Blick in Hubertus Wawras Archiv

Das änderte sich, als er im Winter 2002/2003 eine Vorstellung von Flic Flac in Kassel besuchte. Eine Freundin hatte ihm die Karte geschenkt. Er selbst hatte keine Ahnung, was ihn erwarten würde, wusste nicht einmal, dass Flic Flac überhaupt existiert. Der Besuch hat offenbar auf ganzer Linie überzeugt. „Ich war einfach geflasht“, sagt Wawra heute über dieses Schlüsselerlebnis. Er blieb nach Show, schaute sich die technischen Details an und redete viele Stunden mit Benno Kastein. Was auch immer an diesem Abend alles gesprochen wurde, der Flic Flac-Chef war zumindest interessiert. Am nächsten Tag durfte Hubertus Wawra vorspielen. Die erste Show lief gut, obwohl er wahnsinnig aufgeregt war. Sein Mutterwitz habe ihn bei seinem Debüt gerettet, erinnert er sich Das funktioniere aber nur genau einmal. Danach wurde es schwierig.

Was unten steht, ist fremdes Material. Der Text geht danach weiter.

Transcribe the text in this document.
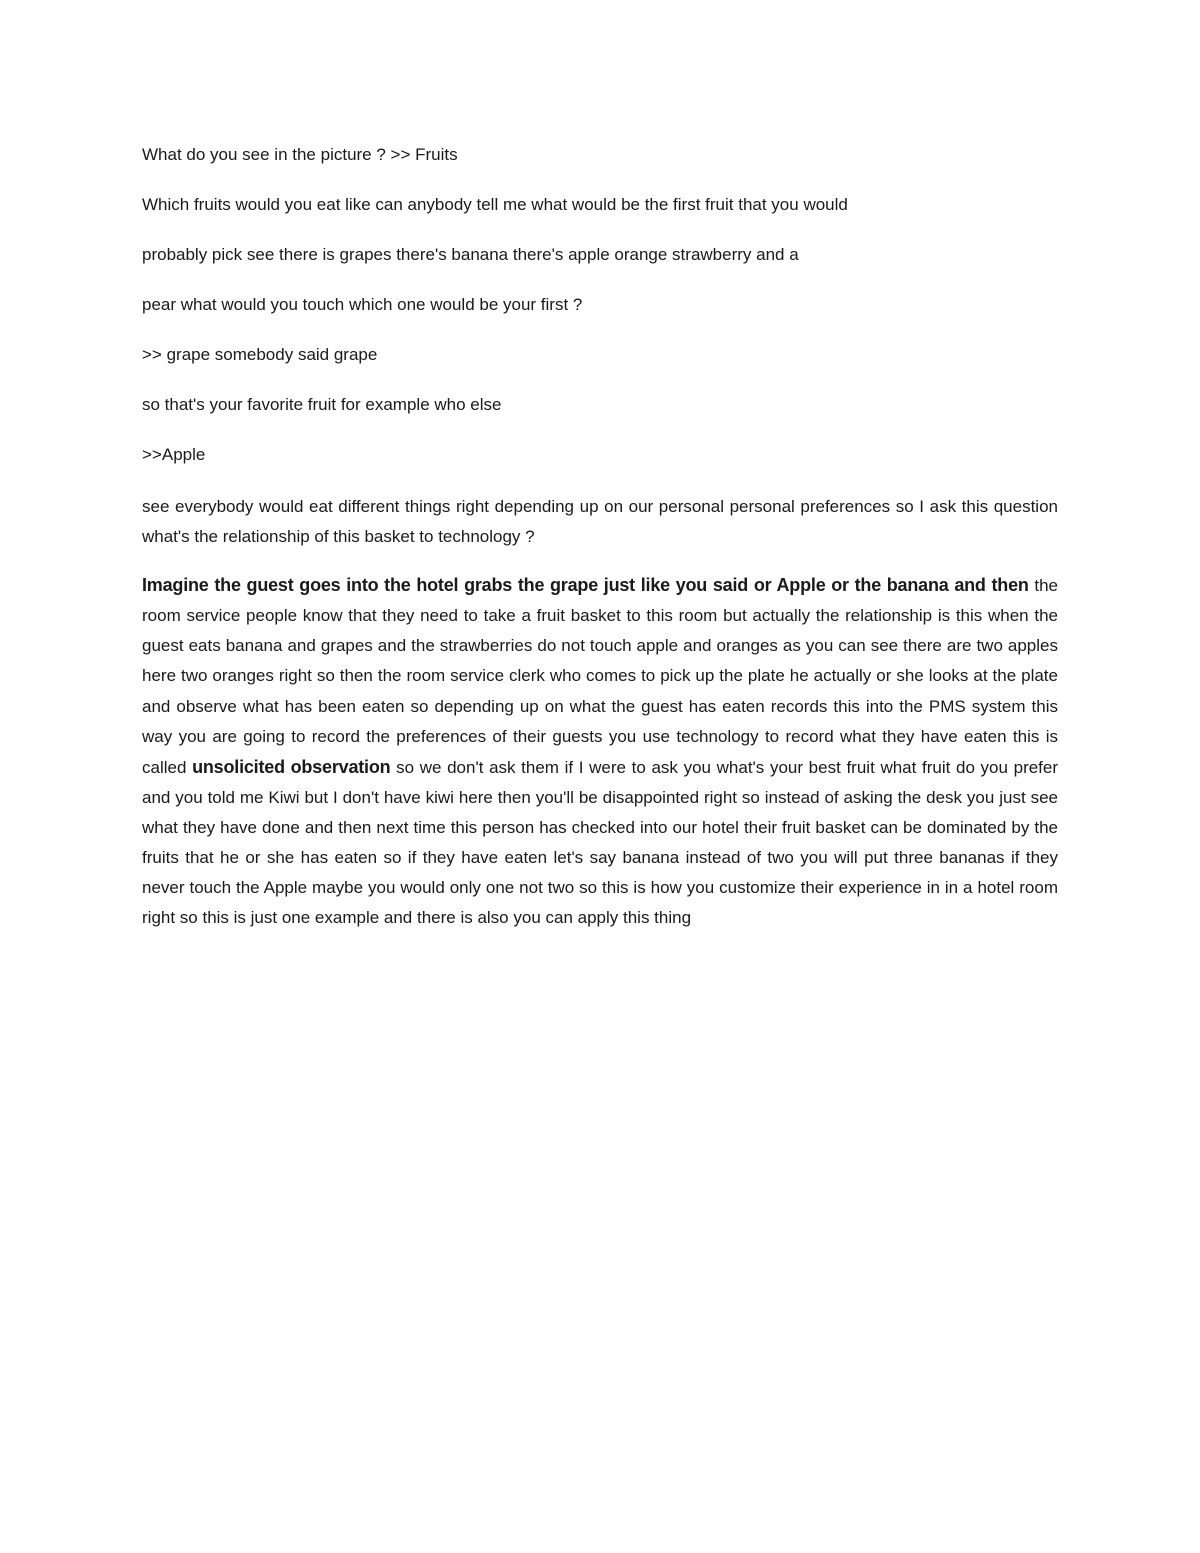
What do you see in the picture ? >> Fruits

Which fruits would you eat like can anybody tell me what would be the first fruit that you would

probably pick see there is grapes there's banana there's apple orange strawberry and a

pear what would you touch which one would be your first ?

>> grape somebody said grape

so that's your favorite fruit for example who else

>>Apple

see everybody would eat different things right depending up on our personal personal preferences so I ask this question what's the relationship of this basket to technology ?

Imagine the guest goes into the hotel grabs the grape just like you said or Apple or the banana and then the room service people know that they need to take a fruit basket to this room but actually the relationship is this when the guest eats banana and grapes and the strawberries do not touch apple and oranges as you can see there are two apples here two oranges right so then the room service clerk who comes to pick up the plate he actually or she looks at the plate and observe what has been eaten so depending up on what the guest has eaten records this into the PMS system this way you are going to record the preferences of their guests you use technology to record what they have eaten this is called unsolicited observation so we don't ask them if I were to ask you what's your best fruit what fruit do you prefer and you told me Kiwi but I don't have kiwi here then you'll be disappointed right so instead of asking the desk you just see what they have done and then next time this person has checked into our hotel their fruit basket can be dominated by the fruits that he or she has eaten so if they have eaten let's say banana instead of two you will put three bananas if they never touch the Apple maybe you would only one not two so this is how you customize their experience in in a hotel room right so this is just one example and there is also you can apply this thing
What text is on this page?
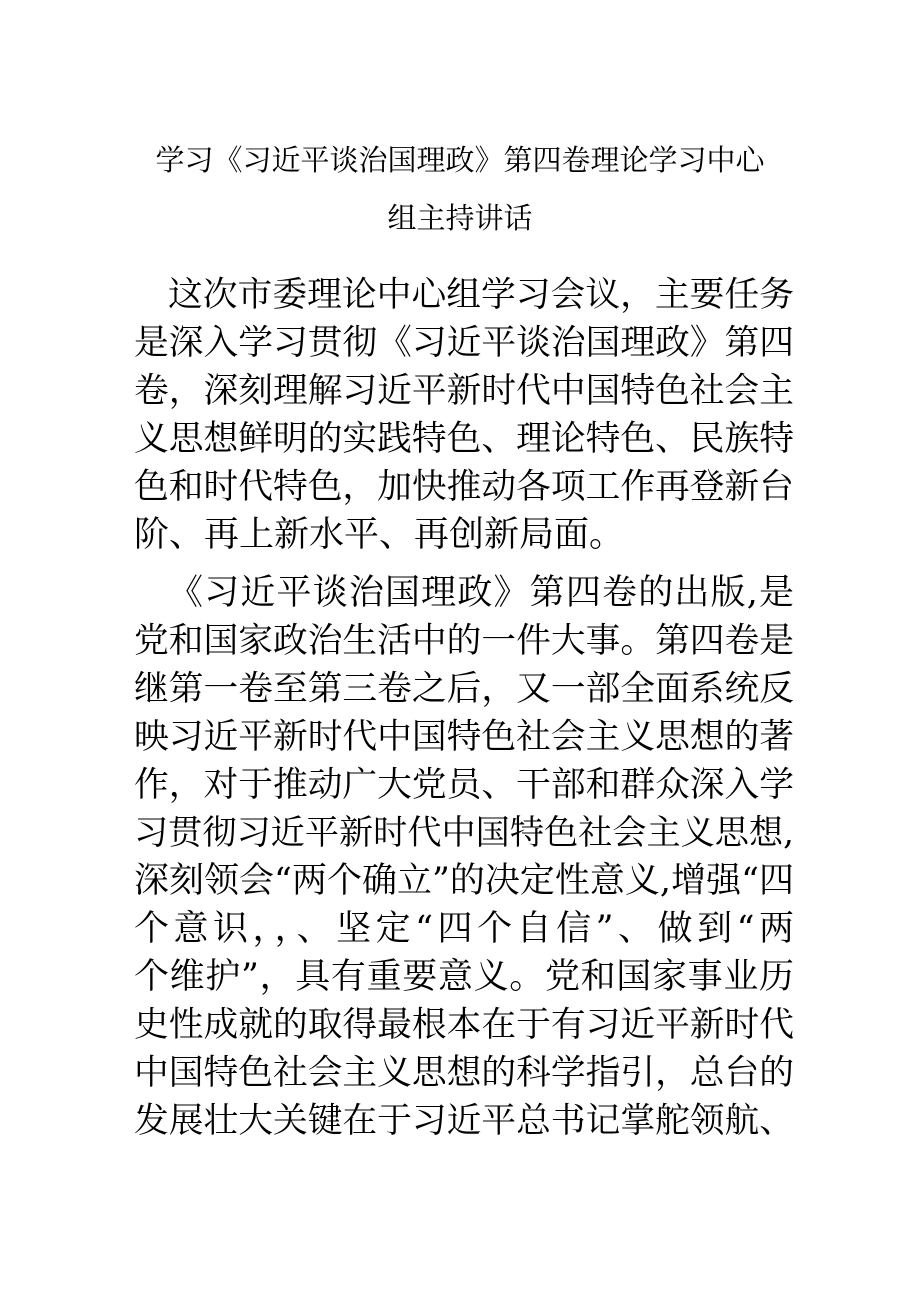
学习《习近平谈治国理政》第四卷理论学习中心
组主持讲话
这次市委理论中心组学习会议，主要任务
是深入学习贯彻《习近平谈治国理政》第四
卷，深刻理解习近平新时代中国特色社会主
义思想鲜明的实践特色、理论特色、民族特
色和时代特色，加快推动各项工作再登新台
阶、再上新水平、再创新局面。
《习近平谈治国理政》第四卷的出版,是
党和国家政治生活中的一件大事。第四卷是
继第一卷至第三卷之后，又一部全面系统反
映习近平新时代中国特色社会主义思想的著
作，对于推动广大党员、干部和群众深入学
习贯彻习近平新时代中国特色社会主义思想,
深刻领会“两个确立”的决定性意义,增强“四
个意识，，、坚定“四个自信”、做到“两
个维护”，具有重要意义。党和国家事业历
史性成就的取得最根本在于有习近平新时代
中国特色社会主义思想的科学指引，总台的
发展壮大关键在于习近平总书记掌舵领航、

Er hatte keine Ahnung, was er sagen sollte, hatte kaum vergleichbare Auftritte von anderen gesehen. Zwei Wochen später hatte er trotzdem einen Vertrag. „Du bis so scheiße, aber du bist mir sympathisch.“ Mit diesem Satz begründete Benno Kastein das Engagement. Für Wawra hieß es jetzt, bestehende Verträge sowie seine Wohnung zu kündigen. Und ein Comedy-Programm zu schreiben.

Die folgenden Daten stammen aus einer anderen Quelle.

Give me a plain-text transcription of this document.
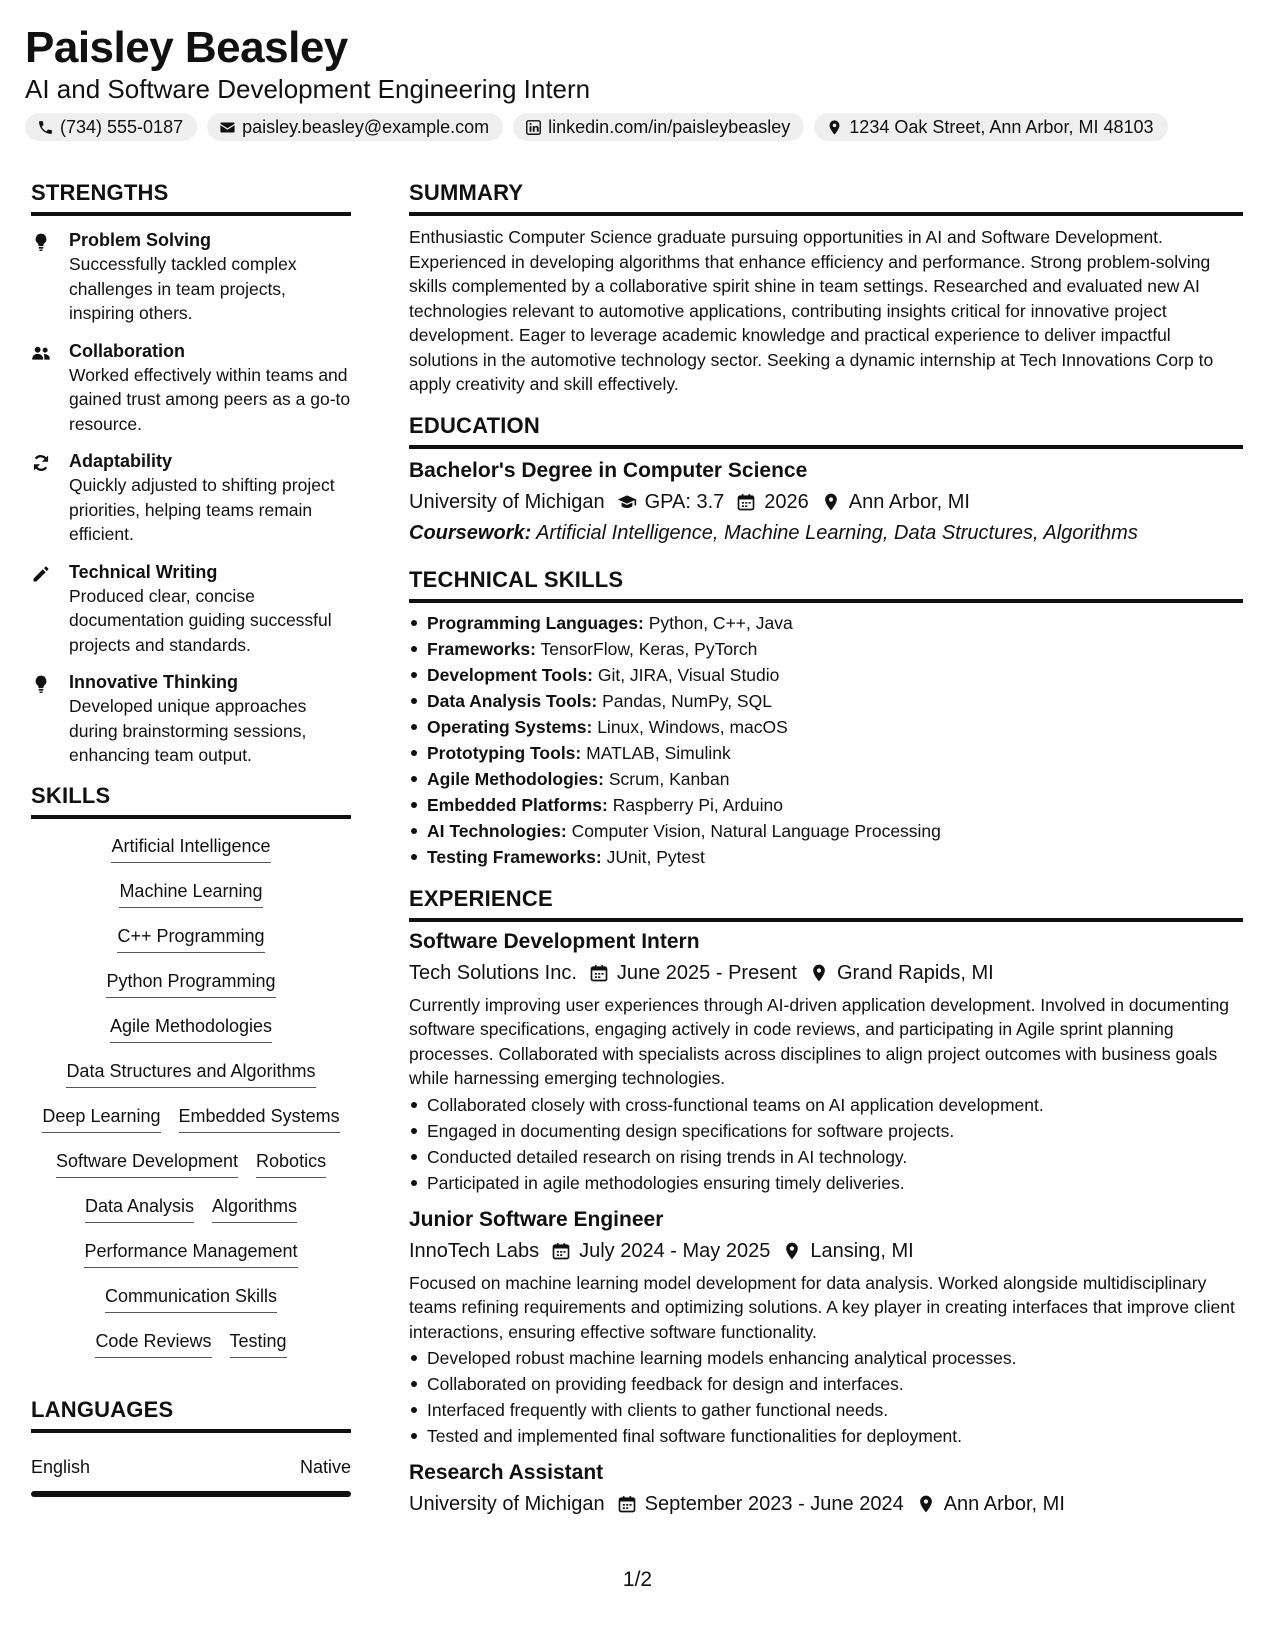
Paisley Beasley
AI and Software Development Engineering Intern
(734) 555-0187	paisley.beasley@example.com	linkedin.com/in/paisleybeasley	1234 Oak Street, Ann Arbor, MI 48103
STRENGTHS
Problem Solving
Successfully tackled complex challenges in team projects, inspiring others.
Collaboration
Worked effectively within teams and gained trust among peers as a go-to resource.
Adaptability
Quickly adjusted to shifting project priorities, helping teams remain efficient.
Technical Writing
Produced clear, concise documentation guiding successful projects and standards.
Innovative Thinking
Developed unique approaches during brainstorming sessions, enhancing team output.
SKILLS
Artificial Intelligence
Machine Learning
C++ Programming
Python Programming
Agile Methodologies
Data Structures and Algorithms
Deep Learning Embedded Systems
Software Development Robotics
Data Analysis Algorithms
Performance Management
Communication Skills
Code Reviews Testing
LANGUAGES
English	Native
SUMMARY
Enthusiastic Computer Science graduate pursuing opportunities in AI and Software Development. Experienced in developing algorithms that enhance efficiency and performance. Strong problem-solving skills complemented by a collaborative spirit shine in team settings. Researched and evaluated new AI technologies relevant to automotive applications, contributing insights critical for innovative project development. Eager to leverage academic knowledge and practical experience to deliver impactful solutions in the automotive technology sector. Seeking a dynamic internship at Tech Innovations Corp to apply creativity and skill effectively.
EDUCATION
Bachelor's Degree in Computer Science
University of Michigan GPA: 3.7 2026 Ann Arbor, MI
Coursework: Artificial Intelligence, Machine Learning, Data Structures, Algorithms
TECHNICAL SKILLS
Programming Languages: Python, C++, Java
Frameworks: TensorFlow, Keras, PyTorch
Development Tools: Git, JIRA, Visual Studio
Data Analysis Tools: Pandas, NumPy, SQL
Operating Systems: Linux, Windows, macOS
Prototyping Tools: MATLAB, Simulink
Agile Methodologies: Scrum, Kanban
Embedded Platforms: Raspberry Pi, Arduino
AI Technologies: Computer Vision, Natural Language Processing
Testing Frameworks: JUnit, Pytest
EXPERIENCE
Software Development Intern
Tech Solutions Inc. June 2025 - Present Grand Rapids, MI
Currently improving user experiences through AI-driven application development. Involved in documenting software specifications, engaging actively in code reviews, and participating in Agile sprint planning processes. Collaborated with specialists across disciplines to align project outcomes with business goals while harnessing emerging technologies.
Collaborated closely with cross-functional teams on AI application development.
Engaged in documenting design specifications for software projects.
Conducted detailed research on rising trends in AI technology.
Participated in agile methodologies ensuring timely deliveries.
Junior Software Engineer
InnoTech Labs July 2024 - May 2025 Lansing, MI
Focused on machine learning model development for data analysis. Worked alongside multidisciplinary teams refining requirements and optimizing solutions. A key player in creating interfaces that improve client interactions, ensuring effective software functionality.
Developed robust machine learning models enhancing analytical processes.
Collaborated on providing feedback for design and interfaces.
Interfaced frequently with clients to gather functional needs.
Tested and implemented final software functionalities for deployment.
Research Assistant
University of Michigan September 2023 - June 2024 Ann Arbor, MI
1/2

Auftritt vor der Pause bei Da Capo 2014/15

Dabei entstand der „Master of Hellfire“, wie wir ihn heute kennen. Es war ein langer Prozess, der noch nicht abgeschlossen sei. Als prollig, politisch inkorrekt und schlaksig beschreibt er seine Figur selbst. Ob er diesen „Master of Hellfire“ mag? „Eigentlich schon. Er ist sympathisch, ein provokanter Arsch, der die Sachen so sagt, wie sie sind“, philosophiert Wawra über den Master. „Weil er sich selbst runterbuttert, darf er auch so mit dem Publikum umgehen“, rechtfertigt er seine verbalen Angriffe auf einzelne Zuschauer. So bezeichnet er einen Glatzenträger schon einmal lautstark als Skinhead. Trotzdem sieht er seine Auftritte selbst als Grenzweg, bei dem er das Publikum verliert, um es gleich darauf wieder für sich zu gewinnen. Wichtig ist es ihm dabei, spontan zu reagieren, sein Programm immer wieder zu variieren. So gab es in Aschaffenburg einen Gag zum gerade angelaufenen Film „Fifty Shades of Grey“. Außerdem spielte er auf den dort vorherrschenden katholischen Glauben an. Die Komik wird natürlich enorm durch den thüringischen Dialekt gesteigert. Hubertus Wawra stammt aus Friedrichsroda. Insbesondere im Westen der Republik sorgt schon die Kombination aus Sprache und Outfit für die ersten Lacher. Herrlich, wenn der Ossi mit ausgefallener Frisur und zig Ringen an den Ohren auf „Hardcore“ macht. Es geht aber auch ohne, wie Auftritte beim Cirque Arlette Gruss und im Europa-Park beweisen. Dort verzichtete er auf den Dialekt.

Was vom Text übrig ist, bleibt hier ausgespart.